Le jeune homme, muet, fixait des yeux le vampire, qui était assis, recueilli, mains croisées sur la table. Ses yeux étroits et bordés de rouge étaient posés sur la bande magnétique qui défilait. Son visage était si émacié que les veines saillaient de ses tempes, comme creusées dans la pierre. Il se tenait si immobile que seuls ses yeux verts témoignaient d’un peu de vie, une vie qui ne consistait qu’en une morne fascination devant le mouvement de la cassette.

Se reculant, le jeune homme fit courir d’un mouvement lâche ses doigts dans ses cheveux.

— Non, fit-il avec une brève inspiration.

Puis il répéta, plus fort :

— Non!

Le vampire ne parut pas l’entendre. Ses yeux se tournèrent vers la fenêtre, vers le ciel gris et sombre.

— Il n’y avait pas de raison que cela se termine ainsi! reprit le jeune homme en se penchant en avant.

Sans quitter le ciel des yeux, le vampire émit un rire bref et sec.

— Tout ce que vous avez éprouvé, à Paris! (La voix du jeune homme s’amplifia.) Votre amour pour Claudia, vos sentiments, vos sentiments pour Lestat, même… Il n’y avait pas de raison que cela se termine ainsi, par ce… désespoir! Car c’est bien de désespoir qu’il s’agit, n’est-ce pas?

— Arrêtez, ordonna brutalement le vampire en levant la main droite.

Ses yeux revinrent, presque machinalement, sur le visage de son interlocuteur.

— Je vous ai dit, et je vous répète, que cela ne pouvait pas se terminer autrement.

— Je ne peux pas l’accepter, dit le jeune homme en secouant vigoureusement la tête. (Il croisa les bras sur la poitrine.) Non, je ne peux pas.

L’émotion sembla le submerger, à tel point qu’involontairement il repoussa sa chaise, qui grinça sur le plancher nu, et se mit à arpenter la pièce. Quand il se retourna pour faire face au vampire, les mots qu’il voulait prononcer s’étranglèrent dans sa gorge. Le vampire, quant à lui, l’observait, avec un amusement amer mêlé d’un certain ressentiment.
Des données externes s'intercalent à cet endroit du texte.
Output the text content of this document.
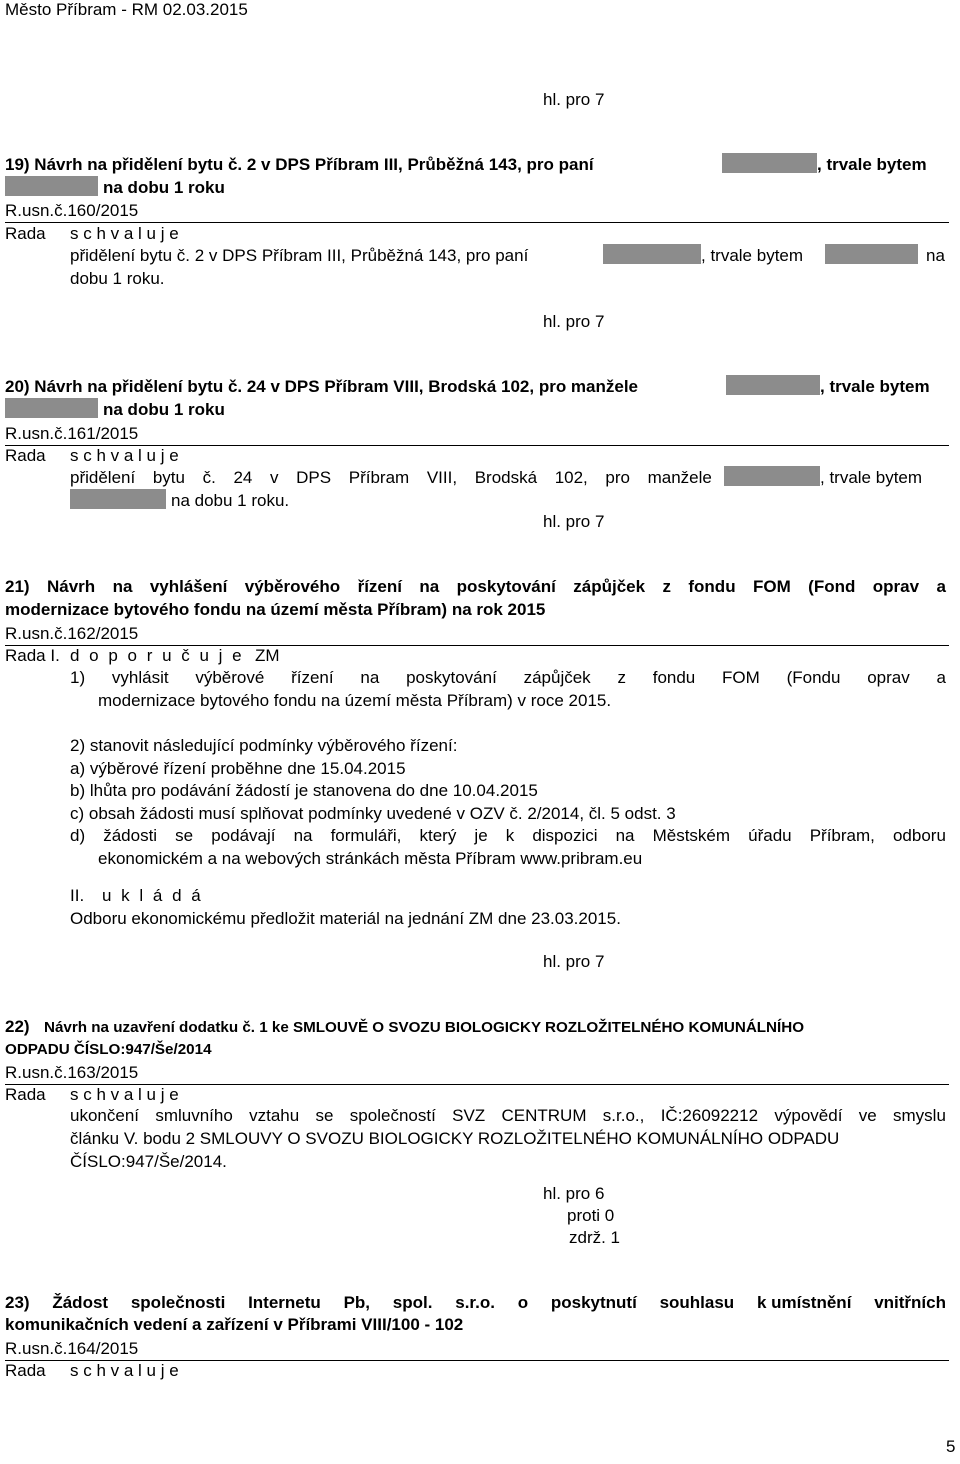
Město Příbram - RM 02.03.2015
hl. pro 7
19) Návrh na přidělení bytu č. 2 v DPS Příbram III, Průběžná 143, pro paní	, trvale bytem
na dobu 1 roku
R.usn.č.160/2015
Rada s c h v a l u j e
přidělení bytu č. 2 v DPS Příbram III, Průběžná 143, pro paní	, trvale bytem	na
dobu 1 roku.
hl. pro 7
20) Návrh na přidělení bytu č. 24 v DPS Příbram VIII, Brodská 102, pro manžele	, trvale bytem
na dobu 1 roku
R.usn.č.161/2015
Rada s c h v a l u j e
přidělení bytu č. 24 v DPS Příbram VIII, Brodská 102, pro manžele	, trvale bytem
na dobu 1 roku.
hl. pro 7
21) Návrh na vyhlášení výběrového řízení na poskytování zápůjček z fondu FOM (Fond oprav a
modernizace bytového fondu na území města Příbram) na rok 2015
R.usn.č.162/2015
Rada I. d o p o r u č u j e ZM
1) vyhlásit výběrové řízení na poskytování zápůjček z fondu FOM (Fondu oprav a
modernizace bytového fondu na území města Příbram) v roce 2015.
2) stanovit následující podmínky výběrového řízení:
a) výběrové řízení proběhne dne 15.04.2015
b) lhůta pro podávání žádostí je stanovena do dne 10.04.2015
c) obsah žádosti musí splňovat podmínky uvedené v OZV č. 2/2014, čl. 5 odst. 3
d) žádosti se podávají na formuláři, který je k dispozici na Městském úřadu Příbram, odboru
ekonomickém a na webových stránkách města Příbram www.pribram.eu
II. u k l á d á
Odboru ekonomickému předložit materiál na jednání ZM dne 23.03.2015.
hl. pro 7
22) Návrh na uzavření dodatku č. 1 ke SMLOUVĚ O SVOZU BIOLOGICKY ROZLOŽITELNÉHO KOMUNÁLNÍHO
ODPADU ČÍSLO:947/Še/2014
R.usn.č.163/2015
Rada s c h v a l u j e
ukončení smluvního vztahu se společností SVZ CENTRUM s.r.o., IČ:26092212 výpovědí ve smyslu
článku V. bodu 2 SMLOUVY O SVOZU BIOLOGICKY ROZLOŽITELNÉHO KOMUNÁLNÍHO ODPADU
ČÍSLO:947/Še/2014.
hl. pro 6
proti 0
zdrž. 1
23) Žádost společnosti Internetu Pb, spol. s.r.o. o poskytnutí souhlasu k umístnění vnitřních
komunikačních vedení a zařízení v Příbrami VIII/100 - 102
R.usn.č.164/2015
Rada s c h v a l u j e
5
— Vous ne vous rendez pas compte de ce que vous m’avez raconté? C’est une aventure telle que je n’en connaîtrai jamais, de toute ma vie! Vous me parlez de passion, vous me parlez de désir! Vous me parlez de choses que des millions d’entre nous ne goûterons jamais, ne pourront jamais comprendre! Et vous m’affirmez que c’est ainsi que cela devait se terminer! Je vous le dis…

Il s’était rapproché du vampire et écartait ses mains ouvertes, dans un geste véhément.

— Si seulement vous me donniez votre pouvoir! Le pouvoir de sentir, de voir, de vivre pour toujours!

Les yeux du vampire s’écarquillèrent, sa bouche s’ouvrit de stupéfaction.

— Quoi! s’exclama-t-il d’une voix sourde, quoi!

— Donnez-moi ce pouvoir! répéta le jeune homme en refermant le poing droit et s’en frappant la poitrine. Faites de moi un vampire!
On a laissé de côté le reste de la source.